The second major change was the shift to a plurality rule in assigning ZipTowns to HSAs, so that all towns are assigned to an HSA with none remaining contested. ZipTowns are towns or groups of towns with over 1,000 residents and relatively contained ZIP code boundaries. ZipTowns were assigned to hospital service areas as follows:
1. If the plurality of a ZipTown’s discharges were from a Vermont hospital or Dartmouth Hitchcock Medical Center (DHMC) in Lebanon, New Hampshire, the ZipTown was assigned to that hospital’s service area.
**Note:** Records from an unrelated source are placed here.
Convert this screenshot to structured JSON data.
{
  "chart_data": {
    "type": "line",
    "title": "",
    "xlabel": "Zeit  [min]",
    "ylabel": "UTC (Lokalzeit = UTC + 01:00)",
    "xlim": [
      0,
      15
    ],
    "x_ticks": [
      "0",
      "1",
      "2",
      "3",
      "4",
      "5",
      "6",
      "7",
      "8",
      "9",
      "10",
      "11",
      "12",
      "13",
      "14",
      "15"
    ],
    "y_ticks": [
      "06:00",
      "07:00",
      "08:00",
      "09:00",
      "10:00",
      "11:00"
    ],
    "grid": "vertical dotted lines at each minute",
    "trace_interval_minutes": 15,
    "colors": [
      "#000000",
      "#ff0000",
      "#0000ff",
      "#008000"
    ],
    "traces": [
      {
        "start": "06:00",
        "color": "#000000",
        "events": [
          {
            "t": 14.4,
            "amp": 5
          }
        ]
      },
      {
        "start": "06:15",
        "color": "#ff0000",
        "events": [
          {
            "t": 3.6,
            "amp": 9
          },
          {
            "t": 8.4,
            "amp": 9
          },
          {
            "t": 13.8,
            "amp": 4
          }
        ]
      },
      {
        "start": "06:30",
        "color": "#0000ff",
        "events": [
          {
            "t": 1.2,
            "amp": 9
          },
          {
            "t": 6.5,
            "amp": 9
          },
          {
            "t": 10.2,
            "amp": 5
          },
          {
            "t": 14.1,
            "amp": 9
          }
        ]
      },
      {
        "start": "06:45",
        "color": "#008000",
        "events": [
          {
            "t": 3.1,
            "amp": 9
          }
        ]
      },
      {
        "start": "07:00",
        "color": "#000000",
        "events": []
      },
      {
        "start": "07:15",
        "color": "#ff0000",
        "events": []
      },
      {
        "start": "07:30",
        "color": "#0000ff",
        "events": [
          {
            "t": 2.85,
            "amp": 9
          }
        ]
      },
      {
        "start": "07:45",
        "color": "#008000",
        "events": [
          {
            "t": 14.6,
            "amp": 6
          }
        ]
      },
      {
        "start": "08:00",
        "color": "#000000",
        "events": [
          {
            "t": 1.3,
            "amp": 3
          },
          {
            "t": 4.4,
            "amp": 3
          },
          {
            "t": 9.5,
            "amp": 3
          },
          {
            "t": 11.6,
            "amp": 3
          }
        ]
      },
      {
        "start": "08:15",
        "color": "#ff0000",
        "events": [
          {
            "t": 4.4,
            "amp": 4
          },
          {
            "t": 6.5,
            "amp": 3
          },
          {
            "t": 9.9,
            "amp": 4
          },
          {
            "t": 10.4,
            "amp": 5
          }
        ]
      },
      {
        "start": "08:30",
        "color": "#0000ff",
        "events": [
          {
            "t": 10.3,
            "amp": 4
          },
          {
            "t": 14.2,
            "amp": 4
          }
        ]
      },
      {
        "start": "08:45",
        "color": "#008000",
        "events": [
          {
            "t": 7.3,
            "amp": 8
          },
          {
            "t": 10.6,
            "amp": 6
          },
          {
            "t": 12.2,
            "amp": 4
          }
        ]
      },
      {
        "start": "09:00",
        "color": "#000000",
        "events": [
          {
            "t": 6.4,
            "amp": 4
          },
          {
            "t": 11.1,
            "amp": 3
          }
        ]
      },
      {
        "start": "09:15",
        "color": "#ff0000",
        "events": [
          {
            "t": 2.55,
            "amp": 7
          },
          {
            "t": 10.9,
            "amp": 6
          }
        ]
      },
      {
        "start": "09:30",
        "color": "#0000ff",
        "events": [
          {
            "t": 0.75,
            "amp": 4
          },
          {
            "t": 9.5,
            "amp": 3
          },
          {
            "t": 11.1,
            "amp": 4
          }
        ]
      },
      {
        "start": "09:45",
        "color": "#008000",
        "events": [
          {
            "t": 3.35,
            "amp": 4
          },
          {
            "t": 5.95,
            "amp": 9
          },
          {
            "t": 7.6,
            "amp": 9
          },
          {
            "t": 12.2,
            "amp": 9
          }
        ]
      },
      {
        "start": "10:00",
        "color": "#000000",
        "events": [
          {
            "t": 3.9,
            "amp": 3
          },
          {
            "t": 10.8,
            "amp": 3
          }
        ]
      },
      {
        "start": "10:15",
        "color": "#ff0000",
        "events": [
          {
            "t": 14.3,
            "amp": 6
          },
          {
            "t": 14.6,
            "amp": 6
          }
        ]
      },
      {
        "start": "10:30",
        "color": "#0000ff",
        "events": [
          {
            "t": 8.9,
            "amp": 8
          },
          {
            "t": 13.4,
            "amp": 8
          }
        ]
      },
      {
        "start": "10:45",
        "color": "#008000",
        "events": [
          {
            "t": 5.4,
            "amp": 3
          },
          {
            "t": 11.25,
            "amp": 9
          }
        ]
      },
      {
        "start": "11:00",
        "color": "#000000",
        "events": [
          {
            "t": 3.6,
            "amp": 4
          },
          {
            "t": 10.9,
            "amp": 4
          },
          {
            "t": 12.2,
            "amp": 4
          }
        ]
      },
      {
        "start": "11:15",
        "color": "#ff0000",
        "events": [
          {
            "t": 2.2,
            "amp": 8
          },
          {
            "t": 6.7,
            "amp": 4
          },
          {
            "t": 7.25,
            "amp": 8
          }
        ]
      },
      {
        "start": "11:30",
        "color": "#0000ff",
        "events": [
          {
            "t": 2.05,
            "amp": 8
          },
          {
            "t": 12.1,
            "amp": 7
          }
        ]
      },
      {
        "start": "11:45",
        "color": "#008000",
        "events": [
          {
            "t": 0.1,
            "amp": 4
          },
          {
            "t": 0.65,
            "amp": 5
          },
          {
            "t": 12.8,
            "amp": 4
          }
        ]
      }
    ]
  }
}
2. If the plurality of a ZipTown’s discharges were from a non-Vermont hospital other than DHMC, the ZipTown was assigned to the HSA of the Vermont hospital (or DHMC) with the next highest number of discharges. The HSAs continue to include two multi-hospital areas: the White River Junction HSA (Dartmouth Hitchcock Medical Center, Mt. Ascutney Hospital, and the Veterans Administration Hospital) and the Brattleboro HSA (Brattleboro Memorial Hospital and Grace Cottage Hospital). These HSAs include multiple hospitals because resident hospitalizations are split among the hospitals with no clear majority of inpatient discharges concentrated at any one hospital.
In addition to these definitional changes, HSA names were changed. To distinguish these new HSAs from previous ones, HSAs were given the name of the most populous town in their area.